24e dimanche A
(Mt 18, 21-35)
13 septembre 2026
« Tout ce que tu auras lié sur la terre sera lié dans les cieux, et tout ce que tu auras délié sur la terre sera délié dans les cieux. » (Mt 16,19). Frères et sœurs, ces paroles que Jésus adresse à Pierre ne sont pas celles qui viennent d’être proclamées, mais celles que nous avons entendues il y a trois semaines, celles que Jésus lui a dites lors de la confession de Césarée où l’apôtre le reconnaissait comme « le Christ, le Fils du Dieu vivant » (Mt 16,16).

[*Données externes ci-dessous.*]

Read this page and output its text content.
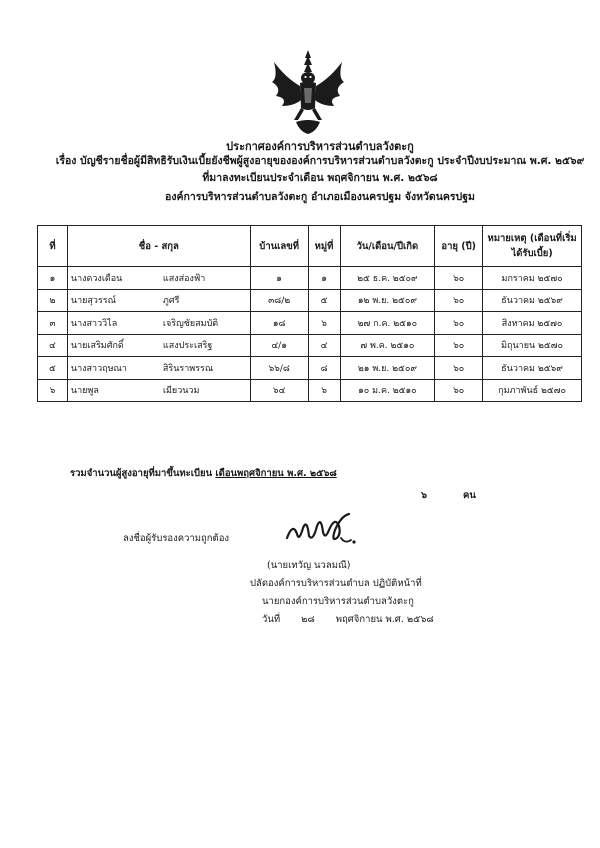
ประกาศองค์การบริหารส่วนตำบลวังตะกู
เรื่อง บัญชีรายชื่อผู้มีสิทธิรับเงินเบี้ยยังชีพผู้สูงอายุขององค์การบริหารส่วนตำบลวังตะกู ประจำปีงบประมาณ พ.ศ. ๒๕๖๙
ที่มาลงทะเบียนประจำเดือน พฤศจิกายน พ.ศ. ๒๕๖๘
องค์การบริหารส่วนตำบลวังตะกู อำเภอเมืองนครปฐม จังหวัดนครปฐม
ที่	ชื่อ - สกุล	บ้านเลขที่	หมู่ที่	วัน/เดือน/ปีเกิด	อายุ (ปี)	หมายเหตุ (เดือนที่เริ่มได้รับเบี้ย)
๑	นางดวงเดือน แสงส่องฟ้า	๑	๑	๒๕ ธ.ค. ๒๕๐๙	๖๐	มกราคม ๒๕๗๐
๒	นายสุวรรณ์ ภูศรี	๓๘/๒	๕	๑๒ พ.ย. ๒๕๐๙	๖๐	ธันวาคม ๒๕๖๙
๓	นางสาววิไล เจริญชัยสมบัติ	๑๘	๖	๒๗ ก.ค. ๒๕๑๐	๖๐	สิงหาคม ๒๕๗๐
๔	นายเสริมศักดิ์ แสงประเสริฐ	๔/๑	๔	๗ พ.ค. ๒๕๑๐	๖๐	มิถุนายน ๒๕๗๐
๕	นางสาวฤษณา สิรินราพรรณ	๖๖/๘	๘	๒๑ พ.ย. ๒๕๐๙	๖๐	ธันวาคม ๒๕๖๙
๖	นายพูล เมียวนวม	๖๔	๖	๑๐ ม.ค. ๒๕๑๐	๖๐	กุมภาพันธ์ ๒๕๗๐
รวมจำนวนผู้สูงอายุที่มาขึ้นทะเบียน เดือนพฤศจิกายน พ.ศ. ๒๕๖๘
๖	คน
ลงชื่อผู้รับรองความถูกต้อง
(นายเทวัญ นวลมณี)
ปลัดองค์การบริหารส่วนตำบล ปฏิบัติหน้าที่
นายกองค์การบริหารส่วนตำบลวังตะกู
วันที่ ๒๘ พฤศจิกายน พ.ศ. ๒๕๖๘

Jésus lui donnait alors, à lui et à l’Eglise, le pouvoir de lier et de délier. En conséquence, quand aujourd’hui Pierre lui demande « combien de fois [il doit] pardonner » à son frère et qu’il suggère « jusqu’à sept fois », il semble être dans son rôle. Mais soyons clair, par une telle proposition, Pierre se place en juge, et même plus exactement, en juste. Et comme à Césarée où Jésus lui dit « passe derrière moi, Satan », ici, il le fait tomber de son piédestal. En effet, par cette parabole, Jésus lui indique que celui qui accuse son frère - même pour des raisons légitimes -, celui qui estime que le pardon est limité, se met automatiquement en position d’accusé. Car si nous suivons la parabole, il devient alors le débiteur impitoyable, celui qui doit une somme astronomique, à qui le roi a fait grâce, mais qui refuse de faire grâce à son tour. Et c’est la situation de chacun d’entre nous, tous débiteurs de ce Dieu qui nous a donné la vie en nous donnant sa vie, ce qui nous invite à pardonner, non pas sept fois, mais septante fois sept fois, c’est-à-dire indéfiniment, toujours, sans cesse. Pardonner, aimer, pour payer notre dette, mais non pas une dette de culpabilité, mais la dette de l’amour, le don de l’amour, dont nous bénéficions indéfiniment, toujours, sans cesse.